As diretrizes alimentares brasileiras viraram alvo de polêmica na semana passada quando o Ministério da Agricultura, Pecuária e Abastecimento (Mapa) finalizou uma nota técnica pedindo ao Ministério da Saúde que remova do guia alimentar do País trechos com críticas aos alimentos industrializados. Na nota, divulgada pela imprensa, o Mapa classifica o guia alimentar brasileiro como um dos piores do planeta sem citar fontes nem evidências científicas.

A Abia endossou parte das críticas do Mapa ao documento e usou como uma das evidências da suposta falta de qualidade das diretrizes brasileiras um estudo internacional publicado neste ano no periódico científico British Medical Journal (BMJ), um dos mais importantes do mundo, que avaliou as implicações da adoção de guias alimentares nacionais na saúde e no meio ambiente. O trabalho foi realizado por especialistas dos EUA, Reino Unido e Austrália, entre eles Marco Springmann, autor principal e pesquisador de Oxford, e Anna Herforth, pesquisadora sênior associada de Harvard.

A pesquisa foi citada em posicionamento da Abia favorável à revisão do guia. Na declaração, a associação da indústria afirma que o estudo “analisou guias de 97 países e posicionou as recomendações do guia brasileiro no ranking 86, à frente, portanto, de apenas 11 países”.

Ao saber que a pesquisa está sendo usada para criticar o guia brasileiro, Anna e Springmann publicaram nota de esclarecimento em que afirmam que a Abia faz uma interpretação “grosseira” da publicação científica de autoria deles. Os pesquisadores disseram que o estudo não traz ranking de guias alimentares, mas, sim, avalia o alinhamento dos guias com aspectos de saúde e meio ambiente.

Em entrevista por e-mail ao Estadão, os pesquisadores afirmaram não ter entendido de onde a Abia tirou a informação de que o Brasil está na 86ª posição de um suposto ranking trazido no estudo. “O artigo da indústria cita uma classificação que não existe. Tentamos replicar essa classificação, mas não conseguimos chegar perto dos resultados a que se referiam”, disse Springmann.

A pesquisadora de Harvard afirmou ter ficado “consternada” ao descobrir o que chamou de “uso desonesto” do artigo pela indústria. “Nós estudamos as diretrizes alimentares porque são documentos políticos importantes que ajudam a colocar em prática o consenso científico sobre dietas saudáveis. Esses documentos devem ser baseados na ciência, não em lobbies da indústria”, afirmou.

“Fiquei chocado de terem tentado usar um estudo como o nosso, que pede diretrizes dietéticas mais ambiciosas para argumentar exatamente o contrário. Esse foi claramente um caso de deturpação e referência indevida”, disse Springmann.
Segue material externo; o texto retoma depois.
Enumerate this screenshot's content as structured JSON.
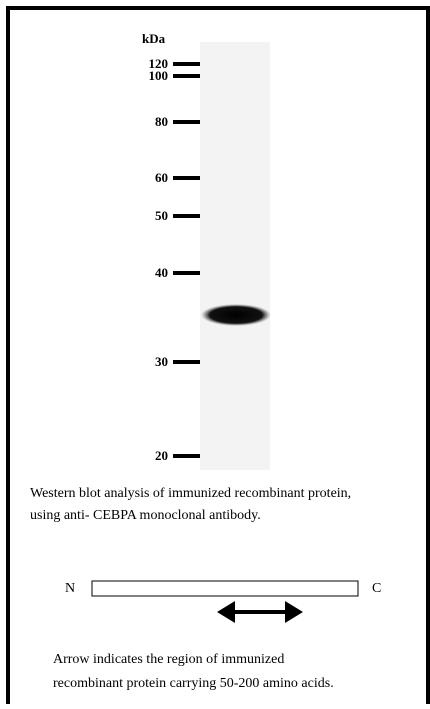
{
  "blot": {
    "unit_label": "kDa",
    "markers": [
      "120",
      "100",
      "80",
      "60",
      "50",
      "40",
      "30",
      "20"
    ]
  },
  "caption": [
    "Western blot analysis of immunized recombinant protein,",
    "using anti- CEBPA monoclonal antibody."
  ],
  "diagram": {
    "n_label": "N",
    "c_label": "C"
  },
  "note": [
    "Arrow indicates the region of immunized",
    "recombinant protein carrying 50-200 amino acids."
  ]
}
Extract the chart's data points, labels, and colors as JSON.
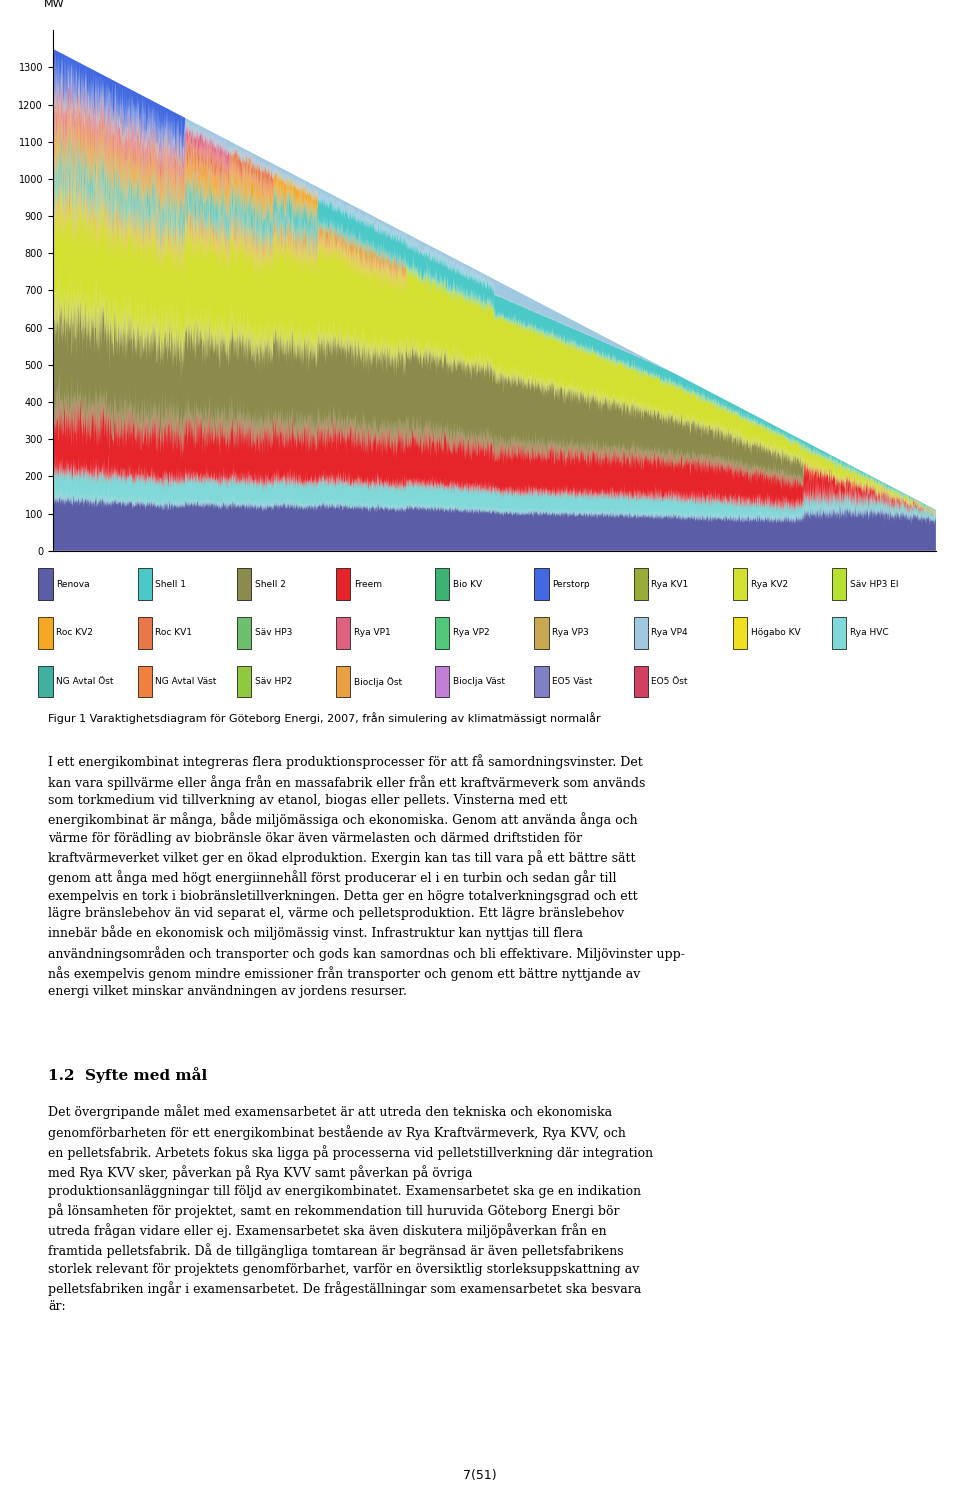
{
  "ylabel": "MW",
  "yticks": [
    0,
    100,
    200,
    300,
    400,
    500,
    600,
    700,
    800,
    900,
    1000,
    1100,
    1200,
    1300
  ],
  "ymax": 1400,
  "n_bars": 8760,
  "layer_colors": [
    "#5b5ea6",
    "#80d8d8",
    "#e8242b",
    "#8b8b4b",
    "#d4e030",
    "#e8a040",
    "#4bc8c8",
    "#f5a623",
    "#e8784a",
    "#e06080",
    "#a0c8e0",
    "#4169e1"
  ],
  "legend_cols": [
    [
      [
        "Renova",
        "#5b5ea6"
      ],
      [
        "Roc KV2",
        "#f5a623"
      ],
      [
        "NG Avtal Öst",
        "#40b0a0"
      ]
    ],
    [
      [
        "Shell 1",
        "#4bc8c8"
      ],
      [
        "Roc KV1",
        "#e8784a"
      ],
      [
        "NG Avtal Väst",
        "#f08040"
      ]
    ],
    [
      [
        "Shell 2",
        "#8b8b4b"
      ],
      [
        "Säv HP3",
        "#6dbf6d"
      ],
      [
        "Säv HP2",
        "#90c840"
      ]
    ],
    [
      [
        "Freem",
        "#e8242b"
      ],
      [
        "Rya VP1",
        "#e06080"
      ],
      [
        "Bioclja Öst",
        "#e8a040"
      ]
    ],
    [
      [
        "Bio KV",
        "#3cb371"
      ],
      [
        "Rya VP2",
        "#50c878"
      ],
      [
        "Bioclja Väst",
        "#c080d8"
      ]
    ],
    [
      [
        "Perstorp",
        "#4169e1"
      ],
      [
        "Rya VP3",
        "#c8a850"
      ],
      [
        "EO5 Väst",
        "#8080c8"
      ]
    ],
    [
      [
        "Rya KV1",
        "#9aab3a"
      ],
      [
        "Rya VP4",
        "#a0c8e0"
      ],
      [
        "EO5 Öst",
        "#d04060"
      ]
    ],
    [
      [
        "Rya KV2",
        "#d4e030"
      ],
      [
        "Högabo KV",
        "#f0e020"
      ],
      [
        "",
        "#ffffff"
      ]
    ],
    [
      [
        "Säv HP3 El",
        "#b8e030"
      ],
      [
        "Rya HVC",
        "#80d8d8"
      ],
      [
        "",
        "#ffffff"
      ]
    ]
  ],
  "figure_caption": "Figur 1 Varaktighetsdiagram för Göteborg Energi, 2007, från simulering av klimatmässigt normalår",
  "body_text": "I ett energikombinat integreras flera produktionsprocesser för att få samordningsvinster. Det\nkan vara spillvärme eller ånga från en massafabrik eller från ett kraftvärmeverk som används\nsom torkmedium vid tillverkning av etanol, biogas eller pellets. Vinsterna med ett\nenergikombinat är många, både miljömässiga och ekonomiska. Genom att använda ånga och\nvärme för förädling av biobränsle ökar även värmelasten och därmed driftstiden för\nkraftvärmeverket vilket ger en ökad elproduktion. Exergin kan tas till vara på ett bättre sätt\ngenom att ånga med högt energiinnehåll först producerar el i en turbin och sedan går till\nexempelvis en tork i biobränsletillverkningen. Detta ger en högre totalverkningsgrad och ett\nlägre bränslebehov än vid separat el, värme och pelletsproduktion. Ett lägre bränslebehov\ninnebär både en ekonomisk och miljömässig vinst. Infrastruktur kan nyttjas till flera\nanvändningsområden och transporter och gods kan samordnas och bli effektivare. Miljövinster upp-\nnås exempelvis genom mindre emissioner från transporter och genom ett bättre nyttjande av\nenergi vilket minskar användningen av jordens resurser.",
  "section_heading": "1.2  Syfte med mål",
  "section_body": "Det övergripande målet med examensarbetet är att utreda den tekniska och ekonomiska\ngenomförbarheten för ett energikombinat bestående av Rya Kraftvärmeverk, Rya KVV, och\nen pelletsfabrik. Arbetets fokus ska ligga på processerna vid pelletstillverkning där integration\nmed Rya KVV sker, påverkan på Rya KVV samt påverkan på övriga\nproduktionsanläggningar till följd av energikombinatet. Examensarbetet ska ge en indikation\npå lönsamheten för projektet, samt en rekommendation till huruvida Göteborg Energi bör\nutreda frågan vidare eller ej. Examensarbetet ska även diskutera miljöpåverkan från en\nframtida pelletsfabrik. Då de tillgängliga tomtarean är begränsad är även pelletsfabrikens\nstorlek relevant för projektets genomförbarhet, varför en översiktlig storleksuppskattning av\npelletsfabriken ingår i examensarbetet. De frågeställningar som examensarbetet ska besvara\när:",
  "page_number": "7(51)"
}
Os cientistas explicaram que a pesquisa considerou na análise dos guias se eles tinham recomendações quantitativas para o consumo de alimentos, ou seja, se traziam números de porções indicadas de cada produto. Como o guia brasileiro tem diretrizes mais qualitativas, ele aparece no estudo com pontuação incerta nesse quesito. “Pontuação incerta não significa que a orientação é ruim ou precisa de reforma. Significa que a orientação não é quantificada”, disseram os pesquisadores. A Abia afirmou que os resultados do estudo permitem a interpretação de que o guia brasileiro tem recomendações genéricas.
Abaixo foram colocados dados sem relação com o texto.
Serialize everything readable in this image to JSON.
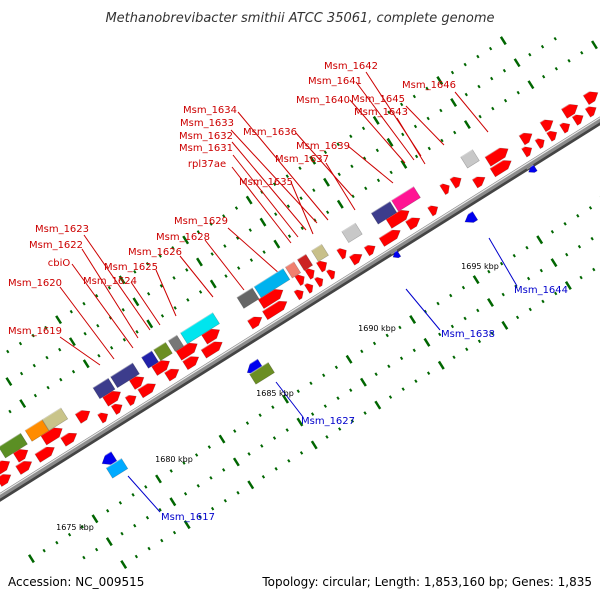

Anna ressaltou que o estudo defende que o consumo de alimentos ultraprocessados está associado a maior risco de doenças crônicas – justamente o que a Abia pede que seja retirado do guia brasileiro. Ela destacou que a classificação adotada no documento brasileiro (que separa os alimentos em grupos de acordo com seu nível de processamento) “funciona bem” para comunicar ao público como adotar dietas mais saudáveis, ricas em vegetais, frutas, grãos e leguminosas e com baixo teor de açúcar, sal e gorduras não saudáveis.

Comparação genérica

Procurada, a Associação Brasileira de Indústria de Alimentos (Abia) argumentou que “os números apresentados na conclusão do estudo permitem a comparação das notas atribuídas aos guias analisados” e que o guia brasileiro pode ser considerado “de alta incerteza ou generalidade”.

A Abia diz que é precisamente “a recomendação genérica de não consumir produtos ‘ultraprocessados’ em caráter absoluto” (sem citar quantidades ou densidade de nutrientes) o objeto da crítica dirigida por esta entidade ao documento e que baseia a argumentação de que o guia deve ser revisado”.

As informações são do jornal O Estado de S. Paulo.